Preview endpoint availability and removal: All existing Gemini 2.5 Flash and Pro preview endpoints (listed below) will continue to be available with their current preview pricing until July 15, 2025. After this date, these preview endpoints will be shut down.

gemini-2.5-flash-preview-04-17
gemini-2.5-flash-preview-05-20
gemini-2.5-pro-preview-03-25
gemini-2.5-pro-preview-05-06
gemini-2.5-pro-preview-06-05

Updated pricing for Gemini 2.5 Flash GA: The price for Gemini 2.5 Flash in GA will be adjusted to reflect its quality and unified output token pricing. This includes lower prices for thinking output, higher prices for non-thinking output. These pricing changes will take effect on the new GA endpoint as shared above. Preview pricing will only continue on existing preview endpoints for 30 days post-GA on July 15, 2025.

Updated preview endpoints: Effective June 19, 2025, gemini-2.5-flash-preview-04-17 endpoint will serve the Gemini 2.5 Flash model version released on 05-20, which has been promoted to GA. Similarly, the gemini-2.5-pro-preview-05-06 and 03-25 endpoints will serve the Gemini 2.5 Pro model version released on 06-05, also promoted to GA. This update ensures continuity during your transition.

June 16, 2025

The DeepSeek API service on Vertex AI is in Preview. For more information, see the DeepSeek model card in Model Garden.

June 11, 2025

Imagen 4's public preview models are updated to the following:

imagen-4.0-generate-preview-06-06
imagen-4.0-fast-generate-preview-06-06
imagen-4.0-ultra-generate-preview-06-06

For more information about each model, see Preview Imagen models.

To avoid service interruption, migrate from imagen-4.0-ultra-generate-exp-05-20 and imagen-4.0-generate-preview-05-20 before 2025-07-07.

June 09, 2025

Gemini API

The logprobs and response_logprobs parameters for the Gemini API are now generally available. For more information, see Generate content with Gemini API.

June 05, 2025

Gemini 2.5 Pro's public preview version has been updated to gemini-2.5-pro-preview-06-05 and includes expanded support for thinking. This model version is available in the API and Vertex AI Studio.

See Gemini 2.5 Pro for model details.

June 03, 2025

Model Garden now includes DeepSeek-R1-0528 variants.

In Model Garden, the following fine tuning features have been added:

Gemma 3 UI fine-tuning using PEFT docker.
Qwen 2.5 fine-tuning notebook using PEFT docker.
Qwen 3 fine-tuning notebook using Axolotl docker.
lm-evaluation-harness as an evaluation service in the Llama 3.3, Llama 3.1, Gemma 3 and Gemma 2 fine-tuning notebooks.

May 23, 2025

Mistral OCR is an Optical Character Recognition API for document understanding.

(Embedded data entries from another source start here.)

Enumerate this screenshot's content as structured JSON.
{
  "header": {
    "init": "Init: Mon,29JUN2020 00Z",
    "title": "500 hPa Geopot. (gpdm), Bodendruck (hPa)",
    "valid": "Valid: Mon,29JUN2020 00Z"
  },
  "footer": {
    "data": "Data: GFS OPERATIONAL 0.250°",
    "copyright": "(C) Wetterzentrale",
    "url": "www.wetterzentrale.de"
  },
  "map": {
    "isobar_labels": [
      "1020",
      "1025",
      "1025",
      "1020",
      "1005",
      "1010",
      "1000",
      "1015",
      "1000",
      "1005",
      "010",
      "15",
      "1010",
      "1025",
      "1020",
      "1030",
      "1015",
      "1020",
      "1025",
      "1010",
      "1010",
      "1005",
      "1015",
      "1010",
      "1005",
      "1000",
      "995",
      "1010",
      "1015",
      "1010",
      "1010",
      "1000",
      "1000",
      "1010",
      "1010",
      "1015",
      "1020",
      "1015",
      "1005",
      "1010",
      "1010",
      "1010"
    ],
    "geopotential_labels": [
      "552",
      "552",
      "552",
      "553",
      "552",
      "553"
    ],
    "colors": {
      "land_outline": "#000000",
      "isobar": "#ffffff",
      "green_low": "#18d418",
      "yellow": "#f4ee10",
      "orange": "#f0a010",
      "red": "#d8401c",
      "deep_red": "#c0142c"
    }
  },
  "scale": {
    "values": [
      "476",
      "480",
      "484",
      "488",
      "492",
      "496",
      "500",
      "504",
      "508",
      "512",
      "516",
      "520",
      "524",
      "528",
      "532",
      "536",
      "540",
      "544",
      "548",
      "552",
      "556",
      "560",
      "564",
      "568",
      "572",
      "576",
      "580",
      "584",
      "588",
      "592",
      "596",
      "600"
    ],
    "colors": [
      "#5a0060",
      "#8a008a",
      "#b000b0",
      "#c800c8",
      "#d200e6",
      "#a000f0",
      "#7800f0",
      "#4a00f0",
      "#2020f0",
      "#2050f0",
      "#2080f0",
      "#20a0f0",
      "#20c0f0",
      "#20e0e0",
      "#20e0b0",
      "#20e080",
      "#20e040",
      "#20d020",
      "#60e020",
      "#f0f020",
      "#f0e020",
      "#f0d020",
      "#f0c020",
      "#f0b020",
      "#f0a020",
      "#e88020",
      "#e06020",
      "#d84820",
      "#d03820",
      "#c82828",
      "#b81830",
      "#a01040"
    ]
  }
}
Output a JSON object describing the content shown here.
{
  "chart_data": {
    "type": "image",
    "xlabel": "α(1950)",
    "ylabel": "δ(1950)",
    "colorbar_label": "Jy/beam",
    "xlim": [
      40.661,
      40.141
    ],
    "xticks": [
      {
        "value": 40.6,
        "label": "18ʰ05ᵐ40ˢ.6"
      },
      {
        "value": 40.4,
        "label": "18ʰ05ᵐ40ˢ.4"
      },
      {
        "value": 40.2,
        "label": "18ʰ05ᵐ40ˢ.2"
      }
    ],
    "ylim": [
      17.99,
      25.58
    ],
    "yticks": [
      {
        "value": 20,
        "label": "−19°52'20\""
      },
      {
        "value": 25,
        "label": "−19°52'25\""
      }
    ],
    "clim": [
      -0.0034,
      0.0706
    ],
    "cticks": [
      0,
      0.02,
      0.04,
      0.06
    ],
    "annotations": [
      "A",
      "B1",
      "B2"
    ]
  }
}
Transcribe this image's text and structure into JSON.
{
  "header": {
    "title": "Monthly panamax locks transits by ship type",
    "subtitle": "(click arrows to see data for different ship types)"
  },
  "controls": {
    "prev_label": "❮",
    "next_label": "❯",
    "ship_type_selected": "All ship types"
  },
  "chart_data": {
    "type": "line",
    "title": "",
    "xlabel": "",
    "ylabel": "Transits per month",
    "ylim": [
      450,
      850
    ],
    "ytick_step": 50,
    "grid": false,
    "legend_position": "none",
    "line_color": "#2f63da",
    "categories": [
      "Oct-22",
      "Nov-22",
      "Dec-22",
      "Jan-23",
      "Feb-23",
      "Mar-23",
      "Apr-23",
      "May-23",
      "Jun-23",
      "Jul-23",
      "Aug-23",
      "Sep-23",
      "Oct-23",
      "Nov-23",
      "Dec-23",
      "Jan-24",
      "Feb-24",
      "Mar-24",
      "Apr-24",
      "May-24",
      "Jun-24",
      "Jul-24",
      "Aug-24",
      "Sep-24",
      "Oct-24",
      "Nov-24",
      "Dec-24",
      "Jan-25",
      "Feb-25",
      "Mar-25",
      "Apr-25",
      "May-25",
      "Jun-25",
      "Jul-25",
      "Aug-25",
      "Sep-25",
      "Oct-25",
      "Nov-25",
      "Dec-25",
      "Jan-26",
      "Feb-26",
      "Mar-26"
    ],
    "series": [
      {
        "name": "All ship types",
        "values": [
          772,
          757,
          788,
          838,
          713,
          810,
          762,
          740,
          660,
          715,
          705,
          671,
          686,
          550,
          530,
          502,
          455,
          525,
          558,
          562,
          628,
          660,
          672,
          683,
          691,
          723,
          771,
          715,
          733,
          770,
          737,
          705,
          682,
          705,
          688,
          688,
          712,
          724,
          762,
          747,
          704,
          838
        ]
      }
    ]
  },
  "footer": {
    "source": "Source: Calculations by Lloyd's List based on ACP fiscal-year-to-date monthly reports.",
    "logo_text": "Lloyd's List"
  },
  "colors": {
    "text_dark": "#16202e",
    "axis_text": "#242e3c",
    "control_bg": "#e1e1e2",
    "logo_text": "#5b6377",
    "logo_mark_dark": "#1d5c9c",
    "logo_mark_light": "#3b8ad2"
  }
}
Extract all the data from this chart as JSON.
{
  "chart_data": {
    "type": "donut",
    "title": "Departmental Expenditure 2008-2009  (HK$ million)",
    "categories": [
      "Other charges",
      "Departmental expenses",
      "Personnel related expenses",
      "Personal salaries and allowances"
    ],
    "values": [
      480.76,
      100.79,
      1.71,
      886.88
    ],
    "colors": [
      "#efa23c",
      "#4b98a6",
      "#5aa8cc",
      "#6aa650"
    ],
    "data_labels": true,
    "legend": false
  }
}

It is GA on Vertex AI. For more information, see the Mistral OCR model card in Model Garden.

May 22, 2025

Anthropic's Claude Opus 4 and Claude Sonnet 4 are GA on Vertex AI and support Provision Throughput. For more information, see the Claude Opus 4 or Claude Sonnet 4 model card in Model Garden.

May 20, 2025

Vertex AI Agent Engine

The following features are now available in Preview:

Gemini 2.5 Flash's public preview version has been updated to gemini-2.5-flash-preview-5-20.

See Gemini 2.5 Flash for model details.